The International Seminary of Saint Pius X is the premier seminary of the Society of Saint Pius X.
It is situated at Écône in the Valais Canton of Switzerland and is one of the six houses for formation for the future priests of The Society of Saint Pius X.
The Seminary of Écône was founded in 1970 by Archbishop Marcel Lefebvre, and his tomb can be found there.
SSPX was founded, with the canonical approval of the Bishop of Fribourg, in 1970 by French Archbishop Marcel Lefebvre, former Superior General of the Holy Ghost Fathers (1962-1968), a Father of the Second Vatican Council, and one of the best-known modern prelates in Africa, where he spent much of his early career. He retired as head of the Holy Ghost Fathers in 1968 when the order began revisions of its constitutions, which Lefebvre considered modernist.
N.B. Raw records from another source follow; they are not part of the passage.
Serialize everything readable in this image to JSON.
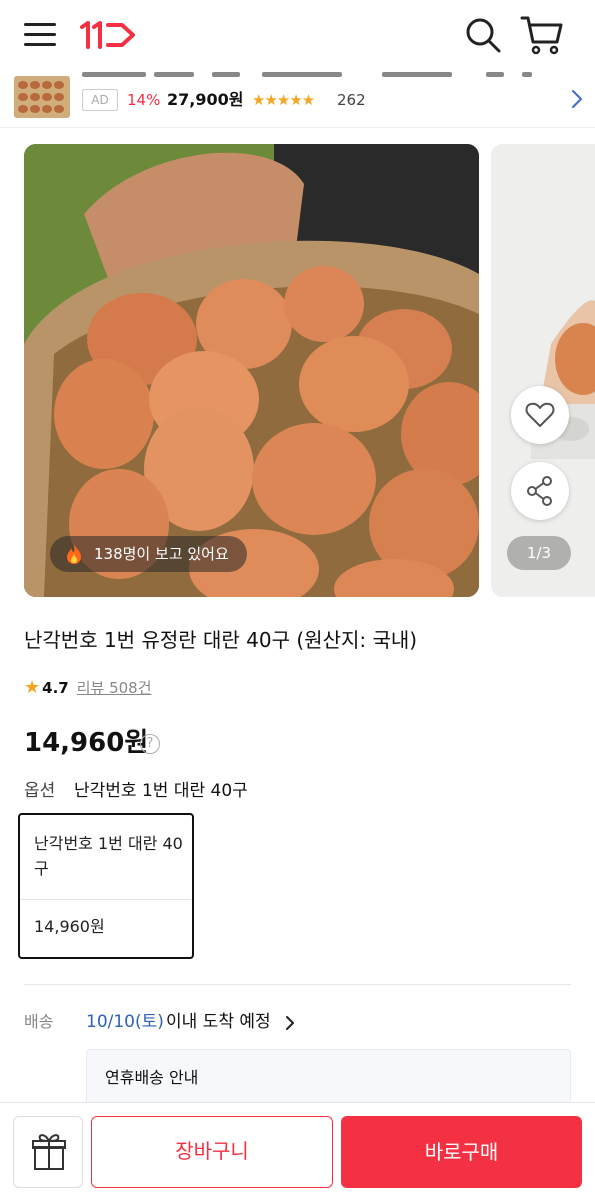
{
  "header": {
    "menu_icon": "hamburger-menu-icon",
    "logo": "11번가 logo",
    "search_icon": "search-icon",
    "cart_icon": "cart-icon",
    "brand_color": "#f43142"
  },
  "ad": {
    "badge": "AD",
    "discount": "14%",
    "price": "27,900원",
    "stars": "★★★★★",
    "rating_value": 4.5,
    "review_count": "262",
    "chevron_icon": "chevron-right-icon"
  },
  "gallery": {
    "watching_text": "138명이 보고 있어요",
    "fire_icon": "fire-icon",
    "like_icon": "heart-icon",
    "share_icon": "share-icon",
    "pager": "1/3"
  },
  "product": {
    "title": "난각번호 1번 유정란 대란 40구 (원산지: 국내)",
    "rating_star": "★",
    "rating": "4.7",
    "reviews": "리뷰 508건",
    "price": "14,960원",
    "price_info": "?",
    "option_label": "옵션",
    "option_value": "난각번호 1번 대란 40구",
    "option_card": {
      "name": "난각번호 1번 대란 40구",
      "price": "14,960원"
    }
  },
  "shipping": {
    "label": "배송",
    "date": "10/10(토)",
    "text": "이내 도착 예정",
    "notice": "연휴배송 안내"
  },
  "bottom": {
    "gift_icon": "gift-icon",
    "cart_label": "장바구니",
    "buy_label": "바로구매"
  }
}
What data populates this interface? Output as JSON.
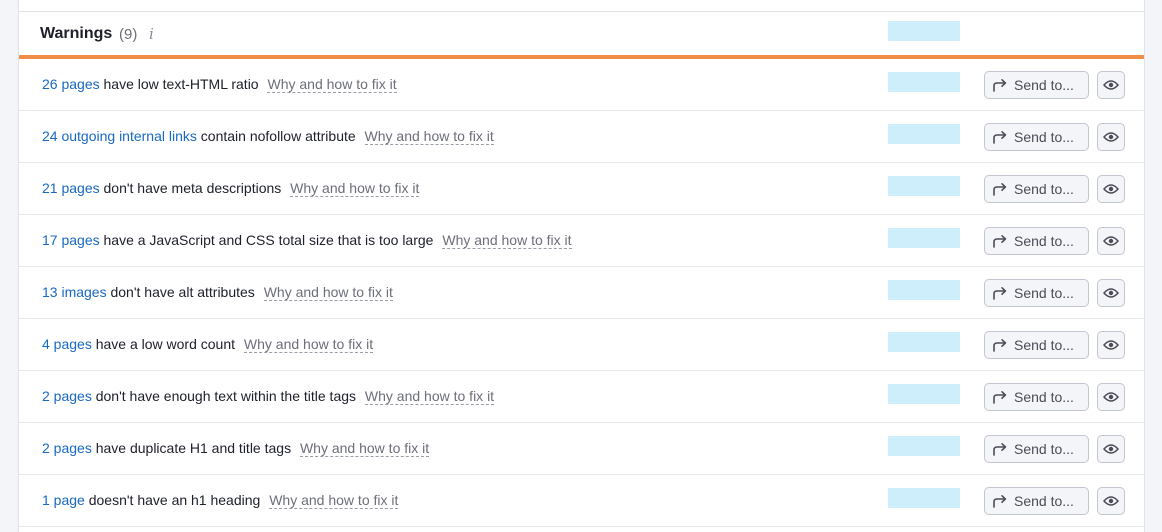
{
  "section": {
    "title": "Warnings",
    "count": "(9)",
    "info_icon": "info-icon"
  },
  "colors": {
    "accent_orange": "#f08d47",
    "link_blue": "#1868c4",
    "bar_blue": "#cfeefb"
  },
  "rows": [
    {
      "link": "26 pages",
      "text": "have low text-HTML ratio",
      "fix": "Why and how to fix it",
      "send": "Send to..."
    },
    {
      "link": "24 outgoing internal links",
      "text": "contain nofollow attribute",
      "fix": "Why and how to fix it",
      "send": "Send to..."
    },
    {
      "link": "21 pages",
      "text": "don't have meta descriptions",
      "fix": "Why and how to fix it",
      "send": "Send to..."
    },
    {
      "link": "17 pages",
      "text": "have a JavaScript and CSS total size that is too large",
      "fix": "Why and how to fix it",
      "send": "Send to..."
    },
    {
      "link": "13 images",
      "text": "don't have alt attributes",
      "fix": "Why and how to fix it",
      "send": "Send to..."
    },
    {
      "link": "4 pages",
      "text": "have a low word count",
      "fix": "Why and how to fix it",
      "send": "Send to..."
    },
    {
      "link": "2 pages",
      "text": "don't have enough text within the title tags",
      "fix": "Why and how to fix it",
      "send": "Send to..."
    },
    {
      "link": "2 pages",
      "text": "have duplicate H1 and title tags",
      "fix": "Why and how to fix it",
      "send": "Send to..."
    },
    {
      "link": "1 page",
      "text": "doesn't have an h1 heading",
      "fix": "Why and how to fix it",
      "send": "Send to..."
    }
  ]
}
Shortly after his resignation, Archbishop Lefebvre was approached by seminarians from the French Seminary in Rome who, he said, were being persecuted for their adherence to traditional beliefs and doctrines.[1] They sought advice on a conservative seminary to complete their studies. He directed them to the University of Fribourg, Switzerland.
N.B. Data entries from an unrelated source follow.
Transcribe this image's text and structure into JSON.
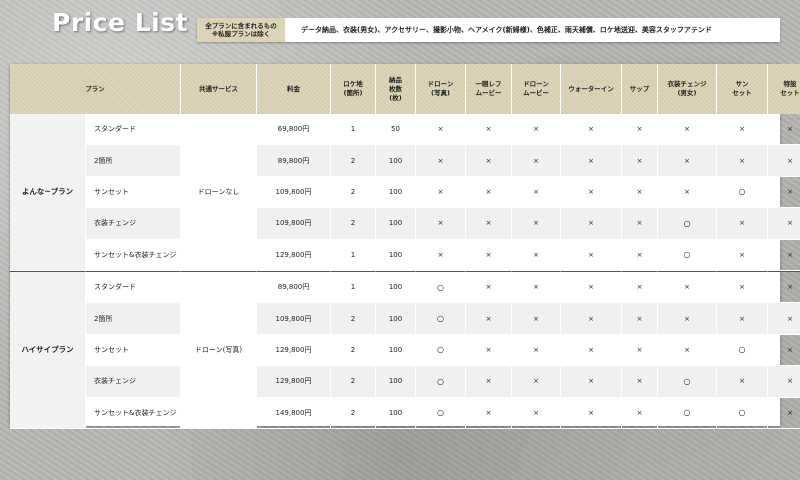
{
  "title": "Price List",
  "banner": {
    "label_line1": "全プランに含まれるもの",
    "label_line2": "※私服プランは除く",
    "text": "データ納品、衣装(男女)、アクセサリー、撮影小物、ヘアメイク(新婦様)、色補正、雨天補償、ロケ地送迎、美容スタッフアテンド"
  },
  "table": {
    "headers": [
      "プラン",
      "共通サービス",
      "料金",
      "ロケ地\n(箇所)",
      "納品\n枚数\n(枚)",
      "ドローン\n(写真)",
      "一眼レフ\nムービー",
      "ドローン\nムービー",
      "ウォーターイン",
      "サップ",
      "衣装チェンジ\n(男女)",
      "サン\nセット",
      "特設\nセット"
    ],
    "groups": [
      {
        "plan": "よんな~プラン",
        "service": "ドローンなし",
        "rows": [
          {
            "variant": "スタンダード",
            "price": "69,800円",
            "loc": "1",
            "count": "50",
            "marks": [
              "×",
              "×",
              "×",
              "×",
              "×",
              "×",
              "×",
              "×"
            ]
          },
          {
            "variant": "2箇所",
            "price": "89,800円",
            "loc": "2",
            "count": "100",
            "marks": [
              "×",
              "×",
              "×",
              "×",
              "×",
              "×",
              "×",
              "×"
            ]
          },
          {
            "variant": "サンセット",
            "price": "109,800円",
            "loc": "2",
            "count": "100",
            "marks": [
              "×",
              "×",
              "×",
              "×",
              "×",
              "×",
              "○",
              "×"
            ]
          },
          {
            "variant": "衣装チェンジ",
            "price": "109,800円",
            "loc": "2",
            "count": "100",
            "marks": [
              "×",
              "×",
              "×",
              "×",
              "×",
              "○",
              "×",
              "×"
            ]
          },
          {
            "variant": "サンセット&衣装チェンジ",
            "price": "129,800円",
            "loc": "1",
            "count": "100",
            "marks": [
              "×",
              "×",
              "×",
              "×",
              "×",
              "○",
              "×",
              "×"
            ]
          }
        ]
      },
      {
        "plan": "ハイサイプラン",
        "service": "ドローン(写真)",
        "rows": [
          {
            "variant": "スタンダード",
            "price": "89,800円",
            "loc": "1",
            "count": "100",
            "marks": [
              "○",
              "×",
              "×",
              "×",
              "×",
              "×",
              "×",
              "×"
            ]
          },
          {
            "variant": "2箇所",
            "price": "109,800円",
            "loc": "2",
            "count": "100",
            "marks": [
              "○",
              "×",
              "×",
              "×",
              "×",
              "×",
              "×",
              "×"
            ]
          },
          {
            "variant": "サンセット",
            "price": "129,800円",
            "loc": "2",
            "count": "100",
            "marks": [
              "○",
              "×",
              "×",
              "×",
              "×",
              "×",
              "○",
              "×"
            ]
          },
          {
            "variant": "衣装チェンジ",
            "price": "129,800円",
            "loc": "2",
            "count": "100",
            "marks": [
              "○",
              "×",
              "×",
              "×",
              "×",
              "○",
              "×",
              "×"
            ]
          },
          {
            "variant": "サンセット&衣装チェンジ",
            "price": "149,800円",
            "loc": "2",
            "count": "100",
            "marks": [
              "○",
              "×",
              "×",
              "×",
              "×",
              "○",
              "○",
              "×"
            ]
          }
        ]
      }
    ]
  }
}
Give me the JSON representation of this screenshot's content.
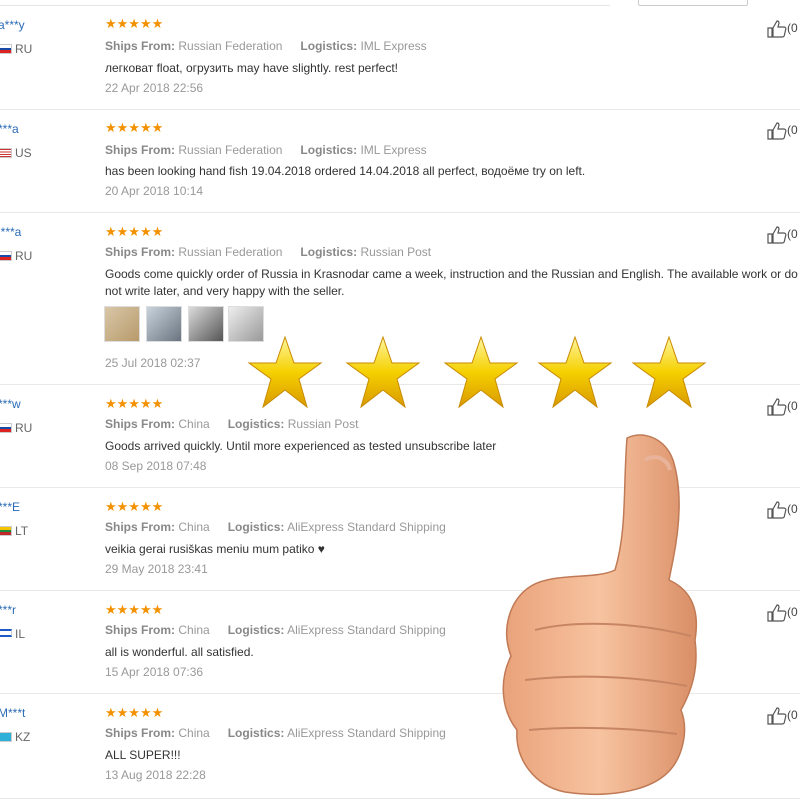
{
  "reviews": [
    {
      "user": "a***y",
      "country": "RU",
      "stars": "★★★★★",
      "ships_label": "Ships From:",
      "ships_from": "Russian Federation",
      "logistics_label": "Logistics:",
      "logistics": "IML Express",
      "text": "легковат float, огрузить may have slightly. rest perfect!",
      "text2": "",
      "date": "22 Apr 2018 22:56",
      "likes": "(0"
    },
    {
      "user": "***a",
      "country": "US",
      "stars": "★★★★★",
      "ships_label": "Ships From:",
      "ships_from": "Russian Federation",
      "logistics_label": "Logistics:",
      "logistics": "IML Express",
      "text": "has been looking hand fish 19.04.2018 ordered 14.04.2018 all perfect, водоёме try on left.",
      "text2": "",
      "date": "20 Apr 2018 10:14",
      "likes": "(0"
    },
    {
      "user": "l***a",
      "country": "RU",
      "stars": "★★★★★",
      "ships_label": "Ships From:",
      "ships_from": "Russian Federation",
      "logistics_label": "Logistics:",
      "logistics": "Russian Post",
      "text": "Goods come quickly order of Russia in Krasnodar came a week, instruction and the Russian and English. The available work or do",
      "text2": "not write later, and very happy with the seller.",
      "date": "25 Jul 2018 02:37",
      "likes": "(0"
    },
    {
      "user": "***w",
      "country": "RU",
      "stars": "★★★★★",
      "ships_label": "Ships From:",
      "ships_from": "China",
      "logistics_label": "Logistics:",
      "logistics": "Russian Post",
      "text": "Goods arrived quickly. Until more experienced as tested unsubscribe later",
      "text2": "",
      "date": "08 Sep 2018 07:48",
      "likes": "(0"
    },
    {
      "user": "***E",
      "country": "LT",
      "stars": "★★★★★",
      "ships_label": "Ships From:",
      "ships_from": "China",
      "logistics_label": "Logistics:",
      "logistics": "AliExpress Standard Shipping",
      "text": "veikia gerai rusiškas meniu mum patiko ♥",
      "text2": "",
      "date": "29 May 2018 23:41",
      "likes": "(0"
    },
    {
      "user": "***r",
      "country": "IL",
      "stars": "★★★★★",
      "ships_label": "Ships From:",
      "ships_from": "China",
      "logistics_label": "Logistics:",
      "logistics": "AliExpress Standard Shipping",
      "text": "all is wonderful. all satisfied.",
      "text2": "",
      "date": "15 Apr 2018 07:36",
      "likes": "(0"
    },
    {
      "user": "M***t",
      "country": "KZ",
      "stars": "★★★★★",
      "ships_label": "Ships From:",
      "ships_from": "China",
      "logistics_label": "Logistics:",
      "logistics": "AliExpress Standard Shipping",
      "text": "ALL SUPER!!!",
      "text2": "",
      "date": "13 Aug 2018 22:28",
      "likes": "(0"
    }
  ],
  "colors": {
    "link": "#2a6bb5",
    "star": "#f39200",
    "big_star": "#f5d000"
  },
  "icons": {
    "like": "thumbs-up-icon",
    "big_stars": "star-icon",
    "hand": "thumbs-up-hand-icon"
  }
}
In 1970, urged by the Abbot of Hauterive and the Dominican theologian and priest, Fr. Marie-Dominique Philippe, to teach these seminarians personally, Lefebvre approached the Bishop of Fribourg, who, three months before resigning his see, approved, with a document predated by six days to November 1, 1970, the founding of SSPX at the level of a "pia unio", the preliminary stage towards becoming an officially recognized religious institute or Society of Apostolic Life. Affluent Swiss laymen offered the seminary at Écône, Switzerland to the newly formed group.
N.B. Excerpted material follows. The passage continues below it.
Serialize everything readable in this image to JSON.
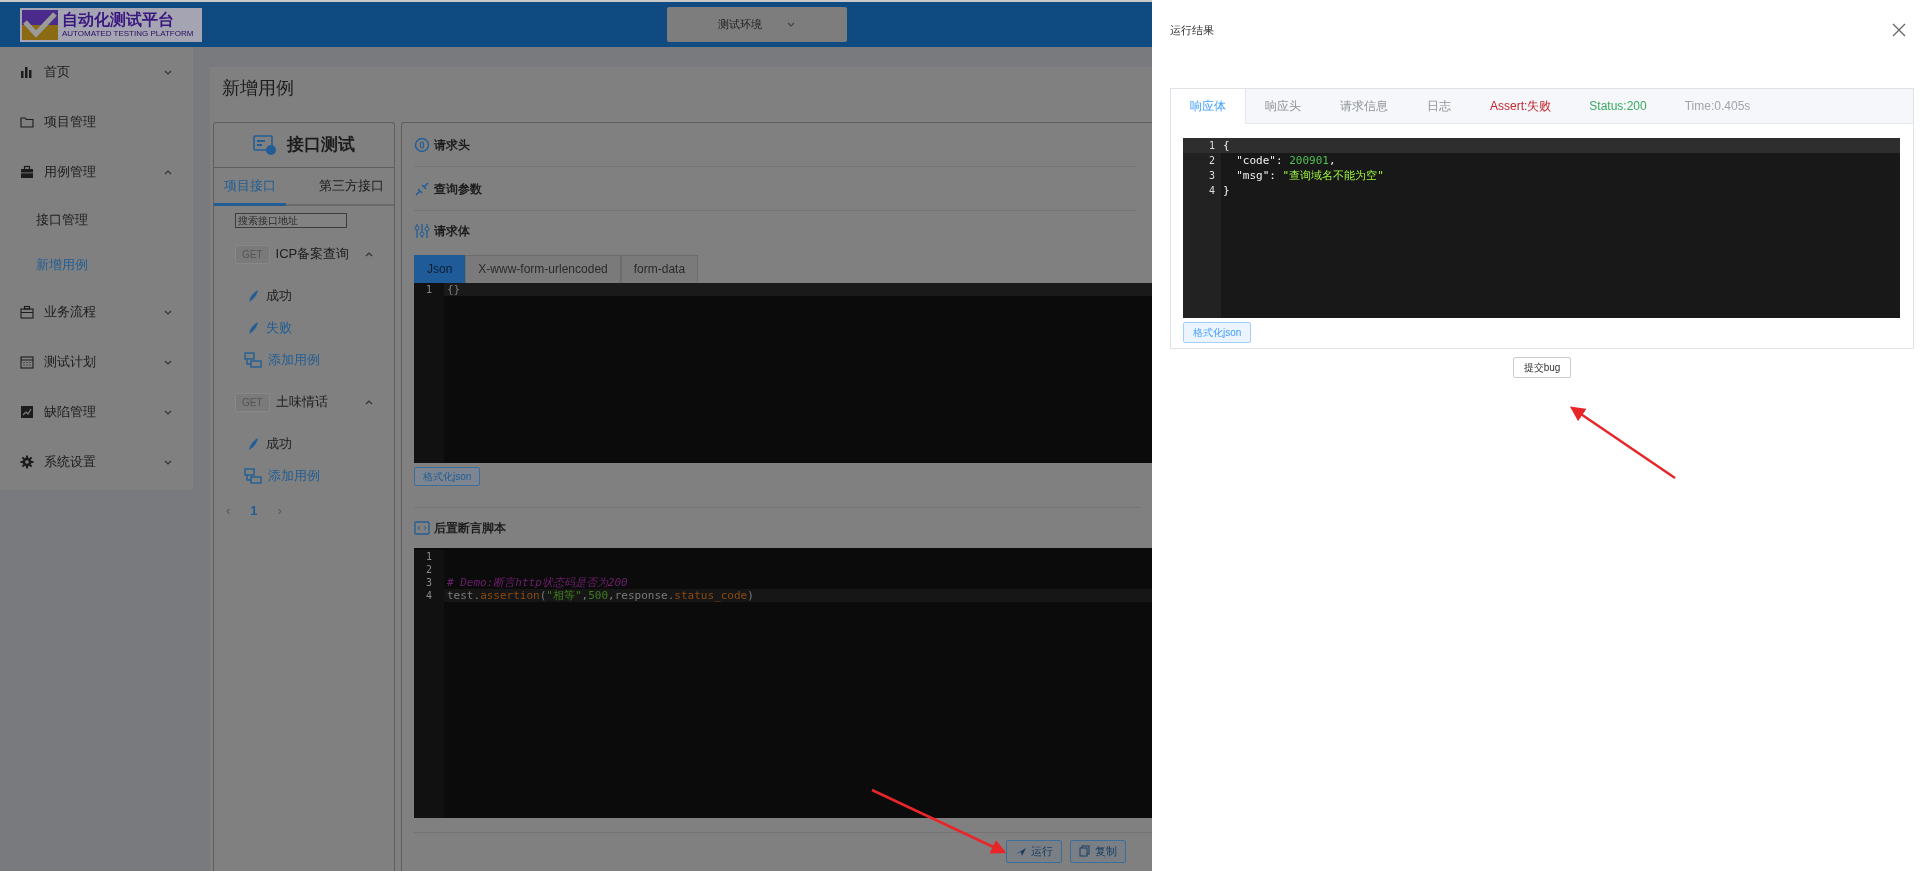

The seminary got the reputation as a "wildcat seminary" for its teaching of Traditional practices that were being abandoned in most other parts of the church.[2] The statements made by two apostolic visitors to the seminary in November, 1974 resulted in Lefebvre's "Declaration" as a rebuttal.[3] At this seminary in 1988, he consecrated four bishops without papal approval. Lefebvre resided in a private apartment on the property until his death in 1991, and is buried in a tomb nearby, which was visited by Cardinal Silvio Oddi in 1992.